Judul Buku : Membaca SANI
Penulis : Ramon, dkk
ISBN : 979998397-5
Penerbit : Akar Indonesia – PWI Kepri
Cetaka Pertama : 2013
Jumlah Halaman : 122
Buku berjudul ‘Membaca SANI’ ini ditulis oleh 19 orang wartawan Provinsi Kepri, salah satunya, Pemimpin Redaksi Majalah Siber Indonesia, J5NEWSROOM.COM, Saibansah Dardani. Dikoordinir oleh Ramon Damora, yang saat penerbitan buku ini menjabat sebagai Ketua PWI (Persatuan Wartawan Indonesia) Provinsi Kepri.
Para wartawan yang menulis buku ini adalah, Agus Harsanto, Ahmad Suroso, Alfan Zainal, Andra S Kelana, Candra Ibrahim, Dedi Suwadha, Evy R Syamsir, Febry Mahendra Putra, Hasan Aspahani, M Iqbal, Muhammad Nur, Novianto, Ramon Damora, Rizal Saputra, Saibansah Dardani, Sigit Rahmat, Sofyan Tanjung dan Taufik Muntasir.
Buku ini didedikasikan untuk mantan Gubernur Kepri, H. Muhammad Sani.
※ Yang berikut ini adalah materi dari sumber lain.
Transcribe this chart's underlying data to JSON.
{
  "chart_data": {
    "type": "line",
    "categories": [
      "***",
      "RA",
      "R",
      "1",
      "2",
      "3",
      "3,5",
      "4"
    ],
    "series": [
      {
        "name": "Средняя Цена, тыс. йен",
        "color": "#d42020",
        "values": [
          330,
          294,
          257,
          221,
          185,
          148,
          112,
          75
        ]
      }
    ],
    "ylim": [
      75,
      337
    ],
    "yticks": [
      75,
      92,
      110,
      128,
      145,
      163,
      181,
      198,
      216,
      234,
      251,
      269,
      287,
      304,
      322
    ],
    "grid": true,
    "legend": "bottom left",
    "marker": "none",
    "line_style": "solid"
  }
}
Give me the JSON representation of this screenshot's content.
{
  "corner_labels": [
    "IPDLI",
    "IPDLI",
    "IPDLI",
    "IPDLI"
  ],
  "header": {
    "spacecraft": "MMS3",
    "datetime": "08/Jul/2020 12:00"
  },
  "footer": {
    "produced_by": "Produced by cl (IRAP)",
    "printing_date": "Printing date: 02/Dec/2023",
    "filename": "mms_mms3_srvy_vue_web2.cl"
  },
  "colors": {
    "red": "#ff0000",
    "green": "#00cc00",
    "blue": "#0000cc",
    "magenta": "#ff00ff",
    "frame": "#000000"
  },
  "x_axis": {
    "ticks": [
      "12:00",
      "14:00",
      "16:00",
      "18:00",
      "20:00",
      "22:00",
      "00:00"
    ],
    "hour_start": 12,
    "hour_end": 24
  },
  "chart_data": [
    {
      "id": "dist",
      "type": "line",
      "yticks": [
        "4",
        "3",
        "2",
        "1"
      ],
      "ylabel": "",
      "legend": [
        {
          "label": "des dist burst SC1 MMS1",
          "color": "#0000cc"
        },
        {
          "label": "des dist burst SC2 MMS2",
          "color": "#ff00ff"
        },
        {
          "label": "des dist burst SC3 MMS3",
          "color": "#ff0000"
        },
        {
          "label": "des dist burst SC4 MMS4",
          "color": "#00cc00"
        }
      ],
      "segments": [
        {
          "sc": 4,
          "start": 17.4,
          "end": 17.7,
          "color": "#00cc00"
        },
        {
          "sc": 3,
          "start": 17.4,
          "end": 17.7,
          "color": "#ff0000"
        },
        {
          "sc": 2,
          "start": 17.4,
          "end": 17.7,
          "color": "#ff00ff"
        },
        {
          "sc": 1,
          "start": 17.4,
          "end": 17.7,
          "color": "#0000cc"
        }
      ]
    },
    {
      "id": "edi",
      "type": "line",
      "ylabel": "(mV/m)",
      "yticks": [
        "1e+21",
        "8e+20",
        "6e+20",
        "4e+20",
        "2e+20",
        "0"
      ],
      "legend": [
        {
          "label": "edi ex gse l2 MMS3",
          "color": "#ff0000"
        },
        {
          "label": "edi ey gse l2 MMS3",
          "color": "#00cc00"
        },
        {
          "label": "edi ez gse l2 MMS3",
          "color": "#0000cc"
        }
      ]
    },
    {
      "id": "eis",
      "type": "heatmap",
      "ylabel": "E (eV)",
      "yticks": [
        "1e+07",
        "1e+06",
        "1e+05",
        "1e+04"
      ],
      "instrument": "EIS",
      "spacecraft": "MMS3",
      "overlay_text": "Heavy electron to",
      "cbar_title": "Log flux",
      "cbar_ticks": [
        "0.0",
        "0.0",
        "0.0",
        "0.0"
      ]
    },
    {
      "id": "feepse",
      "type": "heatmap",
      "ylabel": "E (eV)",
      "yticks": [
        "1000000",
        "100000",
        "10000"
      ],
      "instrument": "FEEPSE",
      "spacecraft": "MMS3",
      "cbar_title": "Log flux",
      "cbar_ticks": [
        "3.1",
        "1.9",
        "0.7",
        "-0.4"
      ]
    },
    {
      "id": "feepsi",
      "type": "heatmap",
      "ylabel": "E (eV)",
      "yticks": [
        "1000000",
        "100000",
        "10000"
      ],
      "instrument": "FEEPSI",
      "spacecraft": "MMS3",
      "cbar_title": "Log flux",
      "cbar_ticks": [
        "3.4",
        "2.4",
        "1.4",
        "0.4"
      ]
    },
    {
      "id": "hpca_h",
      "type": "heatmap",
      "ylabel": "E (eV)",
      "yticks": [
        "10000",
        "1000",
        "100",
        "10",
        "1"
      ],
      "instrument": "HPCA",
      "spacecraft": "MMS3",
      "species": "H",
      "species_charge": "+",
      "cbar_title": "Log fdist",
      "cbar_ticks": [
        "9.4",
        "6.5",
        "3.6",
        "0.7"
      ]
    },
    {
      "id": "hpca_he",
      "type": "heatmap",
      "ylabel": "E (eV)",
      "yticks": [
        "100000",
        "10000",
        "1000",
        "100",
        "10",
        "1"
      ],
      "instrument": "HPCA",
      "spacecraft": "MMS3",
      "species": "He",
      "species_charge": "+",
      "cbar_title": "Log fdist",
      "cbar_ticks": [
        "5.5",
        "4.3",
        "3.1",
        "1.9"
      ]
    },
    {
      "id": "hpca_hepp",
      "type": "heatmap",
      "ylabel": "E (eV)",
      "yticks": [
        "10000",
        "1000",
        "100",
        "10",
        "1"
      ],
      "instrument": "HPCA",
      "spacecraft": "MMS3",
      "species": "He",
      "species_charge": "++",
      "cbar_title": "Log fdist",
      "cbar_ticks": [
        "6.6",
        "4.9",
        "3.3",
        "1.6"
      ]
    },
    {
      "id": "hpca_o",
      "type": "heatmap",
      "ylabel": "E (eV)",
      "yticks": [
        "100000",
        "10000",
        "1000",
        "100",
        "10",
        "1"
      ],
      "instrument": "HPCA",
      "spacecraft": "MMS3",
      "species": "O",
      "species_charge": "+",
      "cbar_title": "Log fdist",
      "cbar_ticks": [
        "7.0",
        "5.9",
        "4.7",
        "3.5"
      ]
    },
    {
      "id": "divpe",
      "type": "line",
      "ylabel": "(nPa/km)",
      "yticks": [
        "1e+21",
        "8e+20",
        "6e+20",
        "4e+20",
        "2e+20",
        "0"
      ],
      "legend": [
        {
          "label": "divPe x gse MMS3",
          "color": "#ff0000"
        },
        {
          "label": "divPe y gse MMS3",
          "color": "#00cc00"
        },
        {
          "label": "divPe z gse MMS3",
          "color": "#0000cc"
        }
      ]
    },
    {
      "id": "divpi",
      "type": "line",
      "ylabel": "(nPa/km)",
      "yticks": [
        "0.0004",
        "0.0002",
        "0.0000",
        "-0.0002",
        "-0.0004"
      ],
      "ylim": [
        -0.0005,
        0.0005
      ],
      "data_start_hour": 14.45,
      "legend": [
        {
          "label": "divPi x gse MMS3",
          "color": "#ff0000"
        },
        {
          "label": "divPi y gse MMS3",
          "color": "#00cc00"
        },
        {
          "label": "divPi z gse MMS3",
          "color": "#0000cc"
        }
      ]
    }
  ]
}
Sebagai sosok tokoh yang berperan penting dalam suksesnya kegiatan hajatan nasional insan pers Indonesia di Provinsi Kepri. Yaitu, Hari Pers Nasiona (HPN) tahun 2015 lalu.
Berikut ini tulisan Pemimpin Redaksi Majalah Siber Indonesia, J5NEWSROOM.COM :
Oleh Saibansah Dardani
KEPRIHERITAGE.ID – SEBAGAI wartawan ekonomi yang fokus pada masalah perbatasan, saya mencatat satu poin penting dari profil Gubernur Kepri H Muhammad Sani. Yaitu, concern pada strategi pembangunan ekonomi wilayah perbatasan.
Ya, Pak Sani sesungguhnya bukan hanya sekadar seorang gubernur. Tapi juga sedang memainkan peran penting sebagai “penjaga beranda terdepan” Republik Indonesia.
Provinsi Kepri adalah salah satu provinsi kepulauan di wilayah perbatasan strategis di Indonesia. Maka, memimpin wilayah dengan 19 pulau yang berbatasan langsung dengan tiga negara, Malaysia, Singapura dan Vietnam, harus memiliki prioritas.
Saya melihat, salah satu prioritas Pak Sani adalah membangun ekonomi wilayah perbatasan. Untuk membuktikan kebenaran pengamatan saya itu, mari kita simak sejumlah langkah Pak Sani yang akan menjelaskan betapa concern-nya dia.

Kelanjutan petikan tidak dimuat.